Les femmes atteintes du VIH qui utilisent le crack sont dévastées

Femmes atteintes du VIH qui utilisent le crack
Cette image "circule sur le WEB" depuis au moins cinq ans et, à mon grand regret, je ne pense pas pouvoir franchir ce chemin. Si vous cliquez sur l'image, elle sera transférée sur un autre site, dans un autre onglet, pour un article que je n'ai pas lu. intitulé "La chimie de CRACK

Les utilisateurs persistants présentaient également des charges virales de base en VIH trois fois plus élevées en moyenne que les utilisateurs intermittents ou non utilisateurs. Et que cela a persisté tout au long de l’étude malgré le traitement antirétroviral, également appelé traitement antirétroviral ou HAART. Cette charge virale élevée a en fait compliqué le décompte de CD4 en créant "lacunes immunologiques"Ce qui a augmenté le risque de maladies opportunistes

Cela est dû en partie aux niveaux inférieurs de HAART (acronyme en anglais pour Thérapie antirétrovirale très efficace, traduction gratuite). Mais la progression de la maladie à VIH chez les utilisateurs de crack et la mortalité chez les utilisateurs persistants sont restées plus importantes même lorsque les chiffres ont été ajustés en fonction de l'observance, de la charge virale et du nombre de cas rapportés de CD4.
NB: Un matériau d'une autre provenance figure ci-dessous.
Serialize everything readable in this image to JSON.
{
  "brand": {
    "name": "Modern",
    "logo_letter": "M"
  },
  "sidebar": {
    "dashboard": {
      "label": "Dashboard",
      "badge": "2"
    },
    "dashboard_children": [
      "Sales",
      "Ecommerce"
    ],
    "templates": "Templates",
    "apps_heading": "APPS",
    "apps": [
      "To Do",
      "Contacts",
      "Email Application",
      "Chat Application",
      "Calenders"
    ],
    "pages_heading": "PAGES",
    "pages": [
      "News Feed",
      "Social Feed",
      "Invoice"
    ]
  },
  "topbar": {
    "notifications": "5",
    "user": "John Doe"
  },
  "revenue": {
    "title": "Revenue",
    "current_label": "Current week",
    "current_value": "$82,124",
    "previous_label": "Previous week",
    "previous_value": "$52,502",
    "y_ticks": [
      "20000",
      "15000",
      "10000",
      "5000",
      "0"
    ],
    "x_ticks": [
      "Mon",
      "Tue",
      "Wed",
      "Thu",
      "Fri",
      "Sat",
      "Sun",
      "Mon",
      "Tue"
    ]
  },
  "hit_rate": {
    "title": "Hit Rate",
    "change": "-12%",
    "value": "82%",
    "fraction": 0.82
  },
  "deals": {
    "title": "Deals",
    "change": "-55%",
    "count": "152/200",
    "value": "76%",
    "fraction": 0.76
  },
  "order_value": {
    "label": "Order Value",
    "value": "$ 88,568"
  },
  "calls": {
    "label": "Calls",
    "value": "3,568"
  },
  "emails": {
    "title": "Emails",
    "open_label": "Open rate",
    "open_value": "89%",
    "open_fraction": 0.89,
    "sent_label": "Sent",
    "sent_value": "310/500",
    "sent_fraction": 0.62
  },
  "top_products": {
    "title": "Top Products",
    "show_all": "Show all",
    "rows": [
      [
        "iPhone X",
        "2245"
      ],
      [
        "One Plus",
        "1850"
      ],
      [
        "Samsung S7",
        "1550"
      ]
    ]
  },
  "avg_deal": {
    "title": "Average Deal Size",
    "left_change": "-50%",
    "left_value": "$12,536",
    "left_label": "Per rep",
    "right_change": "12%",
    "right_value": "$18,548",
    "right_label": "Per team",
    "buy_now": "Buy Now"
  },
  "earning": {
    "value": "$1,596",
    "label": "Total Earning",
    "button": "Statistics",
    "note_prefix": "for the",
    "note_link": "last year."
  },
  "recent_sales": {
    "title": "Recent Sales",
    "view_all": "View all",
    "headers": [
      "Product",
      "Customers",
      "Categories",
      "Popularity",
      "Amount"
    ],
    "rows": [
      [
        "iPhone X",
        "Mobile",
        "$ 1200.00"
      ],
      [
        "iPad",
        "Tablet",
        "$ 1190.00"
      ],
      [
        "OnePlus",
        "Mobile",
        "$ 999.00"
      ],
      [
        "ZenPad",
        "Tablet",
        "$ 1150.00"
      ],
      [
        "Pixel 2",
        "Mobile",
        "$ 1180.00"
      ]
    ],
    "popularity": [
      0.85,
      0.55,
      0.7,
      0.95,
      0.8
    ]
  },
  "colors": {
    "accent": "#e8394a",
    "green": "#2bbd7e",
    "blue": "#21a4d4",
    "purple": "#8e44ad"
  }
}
Il s'agissait de la première étude longitudinale portant sur un groupe important de femmes à confirmer ce que la plupart des études transversales, mais pas toutes, ont constaté: la consommation de crack et de cocaïne semble exacerber les effets du VIH, indépendamment du statut du traitement et de son observance.

Les femmes vivant avec le VIH qui utilisent le crack sont trois fois plus grandes


L’étude VIH inter-agences sur les femmes (WIHS) est une étude de cohorte prospective sur la progression du VIH chez les femmes 2058 vivant avec le VIH dans six centres de traitement du VIH à Chicago, Los Angeles, la région de la baie de San Francisco, Washington DC et Brooklyn. Bronx à New York. La présente étude a examiné les femmes 1686 ayant effectué au moins deux visites d'étude entre avril et 1996 en septembre. Les visites d'étude avaient lieu tous les six mois, mais les femmes n'avaient pas besoin d'avoir deux visites consécutives pour être incluses dans l'étude. Les femmes ont fait une moyenne de visites d’étude 2004, avec un temps de suivi moyen de 12 à 18 mois. Les utilisateurs de crack persistants n'ont effectué en moyenne que six visites d'étude, mais leur suivi a duré plus longtemps (20 mois).

Violence structurelle

L’histoire de ma vie, bien que extrêmement douloureuse pour moi, m’a beaucoup appris sur ce qu’est la misère et ce qu’est «juste la pauvreté». Les érudits disent vivre en dessous du seuil de pauvreté et donc, dans la condition misérable, de tous ceux qui vivent avec moins de 1,00 par jour.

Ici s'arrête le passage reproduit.